Fue entonces cuando se nos alumbró el bombillo, venderíamos los pollos sin cocinar, solución que violaba el principio básico gastronómico, pero que no nos quedaba otra salida , en la contabilidad que pasaríamos a la empresa aparecerían como raciones vendidas, mientras que los lugareños recibirían el producto sin elaborar para procesarlo al gusto de cada cual. Y así fue, quiero puntualizar que fueron años en los que el dinero abundaba pero había muy poco en que invertirlo, el desabastecimiento era tal que los productos alcanzaban precios astronómicos y no era difícil pagarlos.
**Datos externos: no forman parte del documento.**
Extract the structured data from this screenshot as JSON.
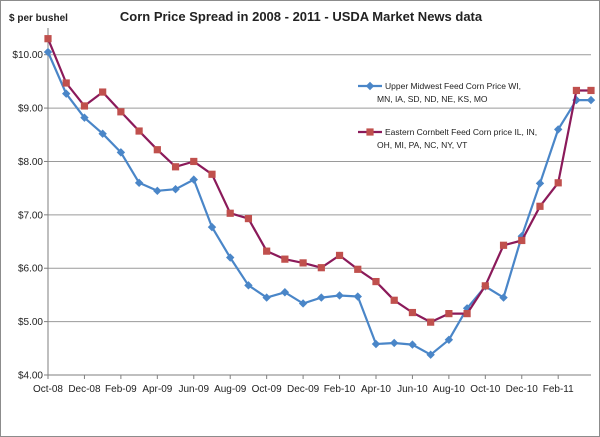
{
  "chart_data": {
    "type": "line",
    "title": "Corn Price Spread in 2008 - 2011 - USDA Market News data",
    "ylabel": "$ per bushel",
    "xlabel": "",
    "ylim": [
      4,
      10.5
    ],
    "y_ticks": [
      4,
      5,
      6,
      7,
      8,
      9,
      10
    ],
    "y_tick_labels": [
      "$4.00",
      "$5.00",
      "$6.00",
      "$7.00",
      "$8.00",
      "$9.00",
      "$10.00"
    ],
    "x_tick_labels": [
      "Oct-08",
      "Dec-08",
      "Feb-09",
      "Apr-09",
      "Jun-09",
      "Aug-09",
      "Oct-09",
      "Dec-09",
      "Feb-10",
      "Apr-10",
      "Jun-10",
      "Aug-10",
      "Oct-10",
      "Dec-10",
      "Feb-11"
    ],
    "x_tick_positions": [
      0,
      2,
      4,
      6,
      8,
      10,
      12,
      14,
      16,
      18,
      20,
      22,
      24,
      26,
      28
    ],
    "grid": "horizontal",
    "legend_position": "right",
    "series": [
      {
        "name": "Upper Midwest",
        "legend_lines": [
          "Upper Midwest    Feed Corn Price   WI,",
          "MN, IA, SD, ND, NE, KS, MO"
        ],
        "color": "#4a86c8",
        "marker": "diamond",
        "x": [
          0,
          1,
          2,
          3,
          4,
          5,
          6,
          7,
          8,
          9,
          10,
          11,
          12,
          13,
          14,
          15,
          16,
          17,
          18,
          19,
          20,
          21,
          22,
          23,
          24,
          25,
          26,
          27,
          28,
          29,
          29.8
        ],
        "values": [
          10.05,
          9.27,
          8.82,
          8.52,
          8.17,
          7.6,
          7.45,
          7.48,
          7.66,
          6.77,
          6.2,
          5.68,
          5.45,
          5.55,
          5.34,
          5.45,
          5.49,
          5.47,
          4.58,
          4.6,
          4.57,
          4.38,
          4.66,
          5.25,
          5.66,
          5.45,
          6.6,
          7.59,
          8.6,
          9.15,
          9.15
        ]
      },
      {
        "name": "Eastern Cornbelt",
        "legend_lines": [
          "Eastern Cornbelt    Feed Corn price IL, IN,",
          "OH, MI, PA, NC, NY, VT"
        ],
        "color": "#8b1a5a",
        "marker_color": "#c0504d",
        "marker": "square",
        "x": [
          0,
          1,
          2,
          3,
          4,
          5,
          6,
          7,
          8,
          9,
          10,
          11,
          12,
          13,
          14,
          15,
          16,
          17,
          18,
          19,
          20,
          21,
          22,
          23,
          24,
          25,
          26,
          27,
          28,
          29,
          29.8
        ],
        "values": [
          10.3,
          9.47,
          9.04,
          9.3,
          8.93,
          8.57,
          8.22,
          7.9,
          8.0,
          7.76,
          7.03,
          6.93,
          6.32,
          6.17,
          6.1,
          6.01,
          6.24,
          5.98,
          5.75,
          5.4,
          5.17,
          4.99,
          5.15,
          5.15,
          5.67,
          6.43,
          6.52,
          7.16,
          7.6,
          9.33,
          9.33
        ]
      }
    ]
  }
}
Juro que nunca en mi vida he visto tanto dinero como en aquella ocasión. Los cartuchos de papel no alcanzaban para echar todos los billetes que acumulamos con la venta. Por cualquier rincón del almacén y oficina escondíamos abundantes cantidades de billetes, de veinte, de diez y de cinco. Vendíamos los pollos al peso y la libra la valorábamos a cinco pesos. Fue tan inesperada la solución por parte de la empresa que cuando ya casi agotábamos la partida de los primeros mil pollos nos enviaron un segundo camión con similar cantidad.

Para poder hacer creíble ante la empresa el cumplimiento de tamaña tarea, nos inventamos un buen recurso, salir al monte con un tractor, tirando de una carreta para recolectar leña, siendo la solución cortar marabú, que resulto ser el mejor aliado de los hornos de carbón que con posterioridad elaboráramos.
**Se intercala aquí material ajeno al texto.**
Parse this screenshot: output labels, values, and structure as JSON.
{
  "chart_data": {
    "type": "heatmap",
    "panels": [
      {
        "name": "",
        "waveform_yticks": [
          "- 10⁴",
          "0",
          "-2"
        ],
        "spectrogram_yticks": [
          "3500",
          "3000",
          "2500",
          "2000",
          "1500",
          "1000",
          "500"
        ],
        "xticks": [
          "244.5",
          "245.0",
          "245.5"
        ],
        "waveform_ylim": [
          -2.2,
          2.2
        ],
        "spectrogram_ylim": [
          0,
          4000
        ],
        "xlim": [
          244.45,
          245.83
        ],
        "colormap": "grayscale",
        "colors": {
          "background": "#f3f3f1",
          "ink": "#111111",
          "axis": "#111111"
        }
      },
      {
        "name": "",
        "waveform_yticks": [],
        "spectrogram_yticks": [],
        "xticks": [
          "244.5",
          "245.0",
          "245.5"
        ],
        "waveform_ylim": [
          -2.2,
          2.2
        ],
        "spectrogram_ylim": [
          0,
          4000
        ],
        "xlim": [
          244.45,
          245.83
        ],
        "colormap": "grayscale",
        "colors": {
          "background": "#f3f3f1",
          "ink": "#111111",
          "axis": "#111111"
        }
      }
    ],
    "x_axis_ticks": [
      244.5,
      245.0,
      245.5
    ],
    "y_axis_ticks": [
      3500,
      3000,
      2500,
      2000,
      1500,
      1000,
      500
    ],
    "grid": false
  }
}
Dicen que el fin justifica los medios y como lo importante era que los pollos no se echaran a perder y que a la población llegara el alimento necesario, venderlos vivos nos salvó a todos, si porque por supuesto la empresa envío inspectores a indagar como se había realizado la elaboración y distribución de tan alta cifra de raciones. Pollo en todas sus formas habidas y por haber aparecieron en recetas que sobre el papel debieron  parecer algo sospechoso para quienes nos dirigían, pero que gracias a la complicidad del pueblo de Guareiras, que en pleno, fuera cómplice en aquella aventura, pudimos salvar el trasero.

Como lo bueno dura poco, nunca más se nos dio aquella oportunidad, la que tuvimos, bien la aprovechamos y tanto que dinero tuvimos hasta para comprar bicicletas, único medio de transporte que por entonces podíamos darnos el lujo de utilizar. Juro que no tomé por costumbre saltarme las normas, ¿o no? No se, no recuerdo, han pasado tantos años que se me hacen borrosas las imágenes, lo que sí recuerdo es que aquello me ganó el título de salvador de las causas perdidas y por ellos me enviaron, primero, a rescatar la instalación gastronómica ubicada en la presa Las Brisas, camino al pueblo de Los Arabos y con posterioridad al hotel Santiago Habana, lugares en los que tuve que poner a prueba todo el ingenio que se necesitaba para salir adelante en condiciones que nunca fueron favorables para nada, pero que todos sabemos que así funcionábamos, para bien o para mal, o lo tomabas o sencillamente te esperaba la misma solución que aquellos pollos vivos que un día me salvaran en Guareiras.